While it’s true that meaningful climate change mitigation requires government action, to say this will inevitably lead to communism is a massive overstatement.

“If you look at the practicalities of the system, a lot of the transformation in energy at the moment is ongoing because of innovation and new technology. Some of that is coming from [private enterprise] in places like Silicon Valley in the US. And you’ve also got top-down rule operating in China.”

In other words, green alternatives to fossil fuels are politically agnostic. It’s specific industries, not capitalism itself, that is endangered by climate change action.

The outlook

Lisa Alexander, associate professor at the University of New South Wales, told The New Daily that the outlook is far from bright.
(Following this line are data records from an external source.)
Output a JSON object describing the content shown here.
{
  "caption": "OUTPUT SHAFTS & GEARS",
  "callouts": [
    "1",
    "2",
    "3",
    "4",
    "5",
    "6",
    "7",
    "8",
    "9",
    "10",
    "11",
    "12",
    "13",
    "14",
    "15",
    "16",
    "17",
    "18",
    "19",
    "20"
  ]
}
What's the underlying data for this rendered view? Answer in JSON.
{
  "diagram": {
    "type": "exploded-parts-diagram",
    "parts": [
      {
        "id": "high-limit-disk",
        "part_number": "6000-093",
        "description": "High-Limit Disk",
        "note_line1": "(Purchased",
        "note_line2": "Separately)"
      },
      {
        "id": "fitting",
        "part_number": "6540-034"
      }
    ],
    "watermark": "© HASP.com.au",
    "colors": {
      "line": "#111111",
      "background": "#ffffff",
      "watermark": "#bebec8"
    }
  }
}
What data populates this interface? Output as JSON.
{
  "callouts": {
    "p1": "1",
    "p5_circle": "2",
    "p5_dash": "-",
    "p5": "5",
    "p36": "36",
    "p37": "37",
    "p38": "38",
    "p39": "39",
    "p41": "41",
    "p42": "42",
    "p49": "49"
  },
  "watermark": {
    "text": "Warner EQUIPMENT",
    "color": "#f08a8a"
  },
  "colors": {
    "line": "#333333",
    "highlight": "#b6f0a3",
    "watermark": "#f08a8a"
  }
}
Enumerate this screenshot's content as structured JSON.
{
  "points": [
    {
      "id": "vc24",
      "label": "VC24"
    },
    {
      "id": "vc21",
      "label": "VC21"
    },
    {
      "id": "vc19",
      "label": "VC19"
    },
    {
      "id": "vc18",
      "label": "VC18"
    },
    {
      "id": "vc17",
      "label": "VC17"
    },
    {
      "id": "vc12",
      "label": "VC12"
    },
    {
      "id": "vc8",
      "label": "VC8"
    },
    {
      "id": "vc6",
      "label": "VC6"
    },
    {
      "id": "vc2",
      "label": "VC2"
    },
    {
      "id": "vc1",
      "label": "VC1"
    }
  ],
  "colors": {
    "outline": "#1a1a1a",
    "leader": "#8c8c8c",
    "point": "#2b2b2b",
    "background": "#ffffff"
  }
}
“As far as the scientific community is concerned, I’d say it’s downbeat. There’s always some optimism because you need optimism to carry on.”

But on the whole, she said the outlook is “slightly depressing”.

Professor Alexander’s field of expertise is extreme weather events. She does not deal in policy, and certainly not in the politics of climate change. Her work is necessarily devoid of ideology, and her pessimism should therefore be cause for concern among capitalists, socialists, libertarians, communists, democrats, anarchists, monarchists and fascists alike.

But if we carry on ignoring the warnings of scientists like Professor Alexander, then we’re all just nihilists.